Technology

Ideal Applications

Multi-label Classification: Given a text, what subset of a list of labels best apply to that text? For example, given a financial news story, it is about China, commodities, and/or mining? This is a very difficult problem technically, especially as the list of labels gets large.  We solve it with ease: live demo.

Decisions from text: Given a text, what is the probability that X will be true? For example, in healthcare X could be predicting an acute condition such as being diagnosed with severe sepsis in the future, or readmission to the Emergency Department within a month. We’ve just begun investigating such Risk Stratification with actual hospital data, and with actionable results. See preliminary work with Baystate Health (pdf).

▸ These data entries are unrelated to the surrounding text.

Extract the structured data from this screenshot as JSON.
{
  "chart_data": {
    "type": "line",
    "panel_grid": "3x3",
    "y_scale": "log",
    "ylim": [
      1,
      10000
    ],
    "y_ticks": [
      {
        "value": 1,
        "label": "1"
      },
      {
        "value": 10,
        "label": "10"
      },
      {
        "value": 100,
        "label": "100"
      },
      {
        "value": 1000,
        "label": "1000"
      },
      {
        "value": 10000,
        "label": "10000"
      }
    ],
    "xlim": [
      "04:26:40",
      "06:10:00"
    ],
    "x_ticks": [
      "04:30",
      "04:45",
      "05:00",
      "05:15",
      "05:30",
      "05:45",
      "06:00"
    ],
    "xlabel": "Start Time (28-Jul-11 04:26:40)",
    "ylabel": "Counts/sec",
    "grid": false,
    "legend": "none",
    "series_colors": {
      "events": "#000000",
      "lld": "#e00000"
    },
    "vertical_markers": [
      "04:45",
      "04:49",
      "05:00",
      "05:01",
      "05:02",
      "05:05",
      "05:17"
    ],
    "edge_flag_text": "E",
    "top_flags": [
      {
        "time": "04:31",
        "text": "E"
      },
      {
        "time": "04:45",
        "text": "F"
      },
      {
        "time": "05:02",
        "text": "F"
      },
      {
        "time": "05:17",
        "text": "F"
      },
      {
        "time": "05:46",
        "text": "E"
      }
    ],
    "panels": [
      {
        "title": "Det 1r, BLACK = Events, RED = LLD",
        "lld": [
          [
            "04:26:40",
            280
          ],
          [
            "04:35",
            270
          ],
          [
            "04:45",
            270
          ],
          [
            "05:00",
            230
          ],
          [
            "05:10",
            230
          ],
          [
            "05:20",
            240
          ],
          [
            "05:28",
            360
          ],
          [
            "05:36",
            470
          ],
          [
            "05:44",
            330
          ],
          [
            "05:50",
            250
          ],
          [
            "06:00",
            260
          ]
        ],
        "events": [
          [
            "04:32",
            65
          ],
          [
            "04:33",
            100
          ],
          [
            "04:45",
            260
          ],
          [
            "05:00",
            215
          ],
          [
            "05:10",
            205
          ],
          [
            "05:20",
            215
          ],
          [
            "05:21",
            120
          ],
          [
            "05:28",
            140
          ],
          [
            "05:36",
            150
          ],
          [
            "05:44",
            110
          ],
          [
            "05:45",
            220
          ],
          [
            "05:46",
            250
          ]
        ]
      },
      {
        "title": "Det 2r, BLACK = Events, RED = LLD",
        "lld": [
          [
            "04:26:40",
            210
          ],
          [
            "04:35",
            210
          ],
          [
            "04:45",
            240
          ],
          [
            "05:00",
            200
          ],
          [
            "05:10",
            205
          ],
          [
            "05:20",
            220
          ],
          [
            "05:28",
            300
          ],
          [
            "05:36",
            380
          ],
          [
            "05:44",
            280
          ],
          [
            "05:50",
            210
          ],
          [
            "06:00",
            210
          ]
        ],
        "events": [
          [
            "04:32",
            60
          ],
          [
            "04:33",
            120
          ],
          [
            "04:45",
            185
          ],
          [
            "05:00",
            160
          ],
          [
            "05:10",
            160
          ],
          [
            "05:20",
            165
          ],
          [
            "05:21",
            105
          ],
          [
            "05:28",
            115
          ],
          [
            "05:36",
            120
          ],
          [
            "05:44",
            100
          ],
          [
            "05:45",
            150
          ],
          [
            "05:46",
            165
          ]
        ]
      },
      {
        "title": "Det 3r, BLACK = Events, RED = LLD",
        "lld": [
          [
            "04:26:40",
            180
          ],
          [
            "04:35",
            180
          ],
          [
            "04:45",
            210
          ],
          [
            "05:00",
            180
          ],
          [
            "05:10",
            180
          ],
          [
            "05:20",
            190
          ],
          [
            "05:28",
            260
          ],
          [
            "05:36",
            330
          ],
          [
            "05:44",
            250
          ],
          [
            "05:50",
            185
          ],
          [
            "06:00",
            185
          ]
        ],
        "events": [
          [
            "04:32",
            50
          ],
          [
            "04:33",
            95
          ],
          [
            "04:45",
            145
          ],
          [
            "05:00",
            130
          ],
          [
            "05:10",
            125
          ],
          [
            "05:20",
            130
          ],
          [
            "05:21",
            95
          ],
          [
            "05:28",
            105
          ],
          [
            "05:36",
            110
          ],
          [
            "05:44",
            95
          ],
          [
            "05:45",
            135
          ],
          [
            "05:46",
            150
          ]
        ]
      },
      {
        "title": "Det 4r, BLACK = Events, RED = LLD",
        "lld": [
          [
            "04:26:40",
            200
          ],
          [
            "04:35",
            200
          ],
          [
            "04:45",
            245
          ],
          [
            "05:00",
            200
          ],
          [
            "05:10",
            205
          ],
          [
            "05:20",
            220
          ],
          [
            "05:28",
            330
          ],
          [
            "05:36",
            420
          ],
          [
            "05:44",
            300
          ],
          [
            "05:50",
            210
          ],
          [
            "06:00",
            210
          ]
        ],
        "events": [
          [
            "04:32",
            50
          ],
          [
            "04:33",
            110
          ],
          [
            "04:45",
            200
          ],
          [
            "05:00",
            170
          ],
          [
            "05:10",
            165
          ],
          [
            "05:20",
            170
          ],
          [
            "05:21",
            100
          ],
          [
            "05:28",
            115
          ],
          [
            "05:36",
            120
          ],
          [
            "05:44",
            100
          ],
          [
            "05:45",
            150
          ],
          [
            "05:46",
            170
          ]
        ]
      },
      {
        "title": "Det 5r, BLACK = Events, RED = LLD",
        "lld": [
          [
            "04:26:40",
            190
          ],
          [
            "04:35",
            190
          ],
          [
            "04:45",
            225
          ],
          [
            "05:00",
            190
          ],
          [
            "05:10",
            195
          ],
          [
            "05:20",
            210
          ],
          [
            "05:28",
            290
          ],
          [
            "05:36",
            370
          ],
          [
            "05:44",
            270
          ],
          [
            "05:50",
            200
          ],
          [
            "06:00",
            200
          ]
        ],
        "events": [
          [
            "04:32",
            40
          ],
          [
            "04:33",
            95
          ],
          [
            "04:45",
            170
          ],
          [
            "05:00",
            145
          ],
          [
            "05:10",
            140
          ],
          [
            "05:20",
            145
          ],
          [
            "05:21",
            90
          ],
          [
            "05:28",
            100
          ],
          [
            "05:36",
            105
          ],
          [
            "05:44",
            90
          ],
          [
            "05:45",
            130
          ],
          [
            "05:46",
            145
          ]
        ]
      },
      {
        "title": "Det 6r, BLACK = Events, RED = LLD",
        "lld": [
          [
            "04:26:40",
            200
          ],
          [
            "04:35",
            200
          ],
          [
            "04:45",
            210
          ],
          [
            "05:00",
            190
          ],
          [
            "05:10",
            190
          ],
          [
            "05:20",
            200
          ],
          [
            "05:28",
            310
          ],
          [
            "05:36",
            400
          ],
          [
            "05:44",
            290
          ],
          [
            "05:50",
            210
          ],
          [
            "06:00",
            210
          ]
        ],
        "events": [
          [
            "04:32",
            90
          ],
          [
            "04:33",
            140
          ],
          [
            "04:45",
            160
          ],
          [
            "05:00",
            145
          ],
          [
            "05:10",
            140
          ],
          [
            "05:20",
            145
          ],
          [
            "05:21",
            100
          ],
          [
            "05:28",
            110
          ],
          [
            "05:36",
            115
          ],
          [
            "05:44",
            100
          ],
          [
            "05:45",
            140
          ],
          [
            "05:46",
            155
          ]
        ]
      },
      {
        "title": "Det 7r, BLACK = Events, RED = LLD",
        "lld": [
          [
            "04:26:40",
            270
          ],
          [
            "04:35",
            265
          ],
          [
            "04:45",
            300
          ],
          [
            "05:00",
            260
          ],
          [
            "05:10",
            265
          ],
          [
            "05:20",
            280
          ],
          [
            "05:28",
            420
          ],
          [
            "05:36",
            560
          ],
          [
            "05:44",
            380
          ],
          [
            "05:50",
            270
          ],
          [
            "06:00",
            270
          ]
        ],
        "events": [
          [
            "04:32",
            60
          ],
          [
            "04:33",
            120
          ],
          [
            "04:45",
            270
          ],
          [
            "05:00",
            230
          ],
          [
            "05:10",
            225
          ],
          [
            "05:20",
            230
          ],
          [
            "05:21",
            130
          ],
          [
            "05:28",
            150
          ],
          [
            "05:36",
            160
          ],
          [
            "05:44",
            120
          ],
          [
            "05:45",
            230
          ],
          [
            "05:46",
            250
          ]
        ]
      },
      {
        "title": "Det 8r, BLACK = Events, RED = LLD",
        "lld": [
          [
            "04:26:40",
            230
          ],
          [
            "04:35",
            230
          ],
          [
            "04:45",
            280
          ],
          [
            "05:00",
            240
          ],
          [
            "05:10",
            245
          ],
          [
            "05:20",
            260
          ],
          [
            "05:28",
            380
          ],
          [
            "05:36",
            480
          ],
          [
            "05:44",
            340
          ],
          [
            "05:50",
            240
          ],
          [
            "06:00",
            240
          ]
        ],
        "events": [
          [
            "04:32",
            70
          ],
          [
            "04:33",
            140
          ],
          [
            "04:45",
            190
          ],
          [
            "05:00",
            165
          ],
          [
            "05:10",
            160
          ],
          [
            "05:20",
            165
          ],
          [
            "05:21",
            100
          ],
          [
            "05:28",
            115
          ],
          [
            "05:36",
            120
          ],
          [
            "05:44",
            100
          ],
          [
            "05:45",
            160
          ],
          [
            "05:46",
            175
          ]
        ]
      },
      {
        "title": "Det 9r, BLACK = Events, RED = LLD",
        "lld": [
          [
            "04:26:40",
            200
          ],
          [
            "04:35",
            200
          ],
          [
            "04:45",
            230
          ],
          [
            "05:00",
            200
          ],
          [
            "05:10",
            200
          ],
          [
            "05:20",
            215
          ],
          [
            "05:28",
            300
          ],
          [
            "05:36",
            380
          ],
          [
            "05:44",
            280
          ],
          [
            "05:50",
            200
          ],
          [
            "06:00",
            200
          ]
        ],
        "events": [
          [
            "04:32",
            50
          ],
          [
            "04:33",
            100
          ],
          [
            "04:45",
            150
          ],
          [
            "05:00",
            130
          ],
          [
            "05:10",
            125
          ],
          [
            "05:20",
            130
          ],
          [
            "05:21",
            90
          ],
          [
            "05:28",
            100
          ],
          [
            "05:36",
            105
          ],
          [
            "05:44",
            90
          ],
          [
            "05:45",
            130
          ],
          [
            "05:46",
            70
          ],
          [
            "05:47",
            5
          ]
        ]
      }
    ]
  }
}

Conceptual Search: Given a text, what previously-seen text is the most conceptually similar with it? Word search is simple, but what if you have an article about “hearts” and you’d like it to match articles about “cardiac”? Or text about “physicians” that should automatically match text about “doctors” or “surgeons”? One of the properties of NoNLP representation is that similar concepts map to similar vectors (while being aware of negations), a pattern that generalizes machine-learned models without the need for human programming.

Integrating Text with Data Modeling: Data scientists struggle to integrate unstructured data like text into their structured data models.  The challenge is so great that often the text is simply neglected.  However, the NoNLP representation is a fixed length vector, so integrating with structured data is as easy as appending that data to the vector. Machine learning can then take place over both types of data at the same time.